According to a survey on the environmental awareness of Kanazawa University students (114 respondents) conducted from January 28 to February 24, 2009, through the Acanthus Portal (the university's student-support website), the top answer for the question "What environmental activities do you know about that are carried out by Kanazawa University?" was the 100-yen bus program (95 respondents), which showed their familiarity with the service.

Trial a Success

During the trial, the number of bus users in fiscal 2006 exceeded the target on January 18, 2007, more than two months before the end of fiscal 2006 (March 31, 2007), and so it was decided to continue with the 100-yen fare in the next fiscal year. More than two years later, the fare revenues of the bus route in fiscal 2009 exceeded the baseline fiscal 2005 fare revenues on November 17, 2009, and so it was decided to again continue with the 100-yen fare in fiscal 2010.

Model Local Community

The Bus Trigger System has effectively functioned over the past five years as a user-oriented mechanism, where people such as students and supporters such as the university continue to cooperate in receiving better service. It can be said that the system's success was triggered by the rule that if the yearly route revenues under the 100-yen bus service did not reach the target, the fare would be raised back to its original price the following year.

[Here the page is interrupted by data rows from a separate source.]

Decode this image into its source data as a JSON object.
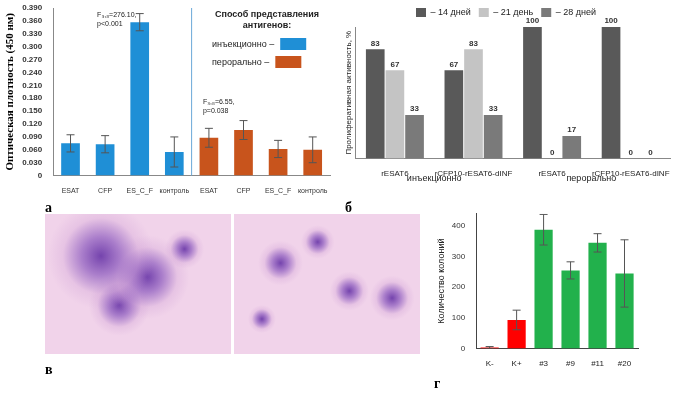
{
  "chart_data": [
    {
      "panel": "а",
      "type": "bar",
      "y_label": "Оптическая плотность (450 нм)",
      "categories": [
        "ESAT",
        "CFP",
        "ES_C_F",
        "контроль",
        "ESAT",
        "CFP",
        "ES_C_F",
        "контроль"
      ],
      "series": [
        {
          "name": "инъекционно –",
          "color": "#1f8fd6",
          "values": [
            0.075,
            0.073,
            0.357,
            0.055,
            null,
            null,
            null,
            null
          ],
          "errors": [
            0.02,
            0.02,
            0.02,
            0.035,
            null,
            null,
            null,
            null
          ]
        },
        {
          "name": "перорально –",
          "color": "#c8541c",
          "values": [
            null,
            null,
            null,
            null,
            0.088,
            0.106,
            0.062,
            0.06
          ],
          "errors": [
            null,
            null,
            null,
            null,
            0.022,
            0.022,
            0.02,
            0.03
          ]
        }
      ],
      "legend_title": "Способ представления антигенов:",
      "legend": "upper right",
      "annotations": [
        [
          "F₃,₈=276.10,",
          "p<0.001"
        ],
        [
          "F₃,₈=6.55,",
          "p=0.038"
        ]
      ],
      "ylim": [
        0,
        0.39
      ],
      "yticks": [
        0,
        {
          "value": 0.03,
          "label": "0.030"
        },
        {
          "value": 0.06,
          "label": "0.060"
        },
        {
          "value": 0.09,
          "label": "0.090"
        },
        {
          "value": 0.12,
          "label": "0.120"
        },
        {
          "value": 0.15,
          "label": "0.150"
        },
        {
          "value": 0.18,
          "label": "0.180"
        },
        {
          "value": 0.21,
          "label": "0.210"
        },
        {
          "value": 0.24,
          "label": "0.240"
        },
        {
          "value": 0.27,
          "label": "0.270"
        },
        {
          "value": 0.3,
          "label": "0.300"
        },
        {
          "value": 0.33,
          "label": "0.330"
        },
        {
          "value": 0.36,
          "label": "0.360"
        },
        {
          "value": 0.39,
          "label": "0.390"
        }
      ],
      "grid": false
    },
    {
      "panel": "б",
      "type": "bar",
      "y_label": "Пролиферативная активность, %",
      "categories": [
        "rESAT6",
        "rCFP10-rESAT6-dINF",
        "rESAT6",
        "rCFP10-rESAT6-dINF"
      ],
      "annotations": [
        "инъекционно",
        "перорально"
      ],
      "series": [
        {
          "name": "– 14 дней",
          "color": "#595959",
          "values": [
            83,
            67,
            100,
            100
          ]
        },
        {
          "name": "– 21 день",
          "color": "#c4c4c4",
          "values": [
            67,
            83,
            0,
            0
          ]
        },
        {
          "name": "– 28 дней",
          "color": "#7a7a7a",
          "values": [
            33,
            33,
            17,
            0
          ]
        }
      ],
      "legend": "top",
      "ylim": [
        0,
        100
      ],
      "tick_labels": "x",
      "data_labels": true,
      "grid": false
    },
    {
      "panel": "г",
      "type": "bar",
      "y_label": "Количество колоний",
      "categories": [
        "K-",
        "K+",
        "#3",
        "#9",
        "#11",
        "#20"
      ],
      "values": [
        3,
        93,
        388,
        255,
        345,
        245
      ],
      "errors": [
        3,
        32,
        50,
        28,
        30,
        110
      ],
      "colors": [
        "#ff0000",
        "#ff0000",
        "#22b14c",
        "#22b14c",
        "#22b14c",
        "#22b14c"
      ],
      "ylim": [
        0,
        440
      ],
      "yticks": [
        0,
        100,
        200,
        300,
        400
      ],
      "grid": false
    }
  ],
  "image_panel": {
    "panel": "в"
  }
}
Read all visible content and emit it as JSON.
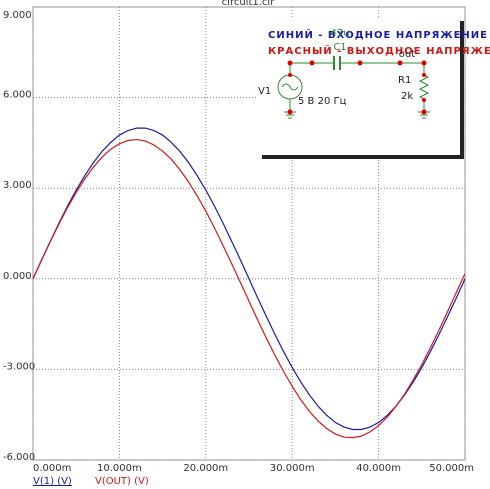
{
  "chart_data": {
    "type": "line",
    "title": "circuit1.cir",
    "x": [
      0,
      0.001,
      0.002,
      0.003,
      0.004,
      0.005,
      0.006,
      0.007,
      0.008,
      0.009,
      0.01,
      0.011,
      0.012,
      0.013,
      0.014,
      0.015,
      0.016,
      0.017,
      0.018,
      0.019,
      0.02,
      0.021,
      0.022,
      0.023,
      0.024,
      0.025,
      0.026,
      0.027,
      0.028,
      0.029,
      0.03,
      0.031,
      0.032,
      0.033,
      0.034,
      0.035,
      0.036,
      0.037,
      0.038,
      0.039,
      0.04,
      0.041,
      0.042,
      0.043,
      0.044,
      0.045,
      0.046,
      0.047,
      0.048,
      0.049,
      0.05
    ],
    "series": [
      {
        "name": "V(1) (V)",
        "color": "#1a1aa8",
        "values": [
          0,
          0.63,
          1.24,
          1.84,
          2.41,
          2.94,
          3.42,
          3.85,
          4.22,
          4.52,
          4.76,
          4.91,
          4.99,
          4.99,
          4.91,
          4.76,
          4.52,
          4.22,
          3.85,
          3.42,
          2.94,
          2.41,
          1.84,
          1.24,
          0.63,
          0,
          -0.63,
          -1.24,
          -1.84,
          -2.41,
          -2.94,
          -3.42,
          -3.85,
          -4.22,
          -4.52,
          -4.76,
          -4.91,
          -4.99,
          -4.99,
          -4.91,
          -4.76,
          -4.52,
          -4.22,
          -3.85,
          -3.42,
          -2.94,
          -2.41,
          -1.84,
          -1.24,
          -0.63,
          0
        ]
      },
      {
        "name": "V(OUT) (V)",
        "color": "#d01818",
        "values": [
          0,
          0.62,
          1.23,
          1.81,
          2.36,
          2.86,
          3.31,
          3.7,
          4.03,
          4.29,
          4.47,
          4.58,
          4.61,
          4.56,
          4.43,
          4.23,
          3.96,
          3.61,
          3.21,
          2.75,
          2.24,
          1.69,
          1.1,
          0.5,
          -0.12,
          -0.74,
          -1.36,
          -1.96,
          -2.53,
          -3.07,
          -3.56,
          -4.01,
          -4.39,
          -4.71,
          -4.96,
          -5.14,
          -5.24,
          -5.26,
          -5.21,
          -5.07,
          -4.86,
          -4.58,
          -4.23,
          -3.82,
          -3.35,
          -2.84,
          -2.28,
          -1.69,
          -1.08,
          -0.45,
          0.17
        ]
      }
    ],
    "xlim": [
      0,
      0.05
    ],
    "xticks": [
      {
        "value": 0,
        "label": "0.000m"
      },
      {
        "value": 0.01,
        "label": "10.000m"
      },
      {
        "value": 0.02,
        "label": "20.000m"
      },
      {
        "value": 0.03,
        "label": "30.000m"
      },
      {
        "value": 0.04,
        "label": "40.000m"
      },
      {
        "value": 0.05,
        "label": "50.000m"
      }
    ],
    "ylim": [
      -6,
      9
    ],
    "yticks": [
      {
        "value": -6,
        "label": "-6.000"
      },
      {
        "value": -3,
        "label": "-3.000"
      },
      {
        "value": 0,
        "label": "0.000"
      },
      {
        "value": 3,
        "label": "3.000"
      },
      {
        "value": 6,
        "label": "6.000"
      },
      {
        "value": 9,
        "label": "9.000"
      }
    ],
    "grid": true,
    "annotations": [
      "СИНИЙ - ВХОДНОЕ НАПРЯЖЕНИЕ",
      "КРАСНЫЙ - ВЫХОДНОЕ НАПРЯЖЕНИЕ",
      "47u",
      "C1",
      "out",
      "V1",
      "R1",
      "2k",
      "5 В 20 Гц"
    ]
  }
}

The efforts of Kanazawa show that simply asking to people to change their behavior does not work effectively. Instead, it is important to devise concrete ideas that encourage all interested parties to take on the desired behavior (ride the bus instead of driving a car) in order to get certain consequences (lower bus fares). In this context, Kanazawa serves as a model for cities not only in Japan but also throughout the world.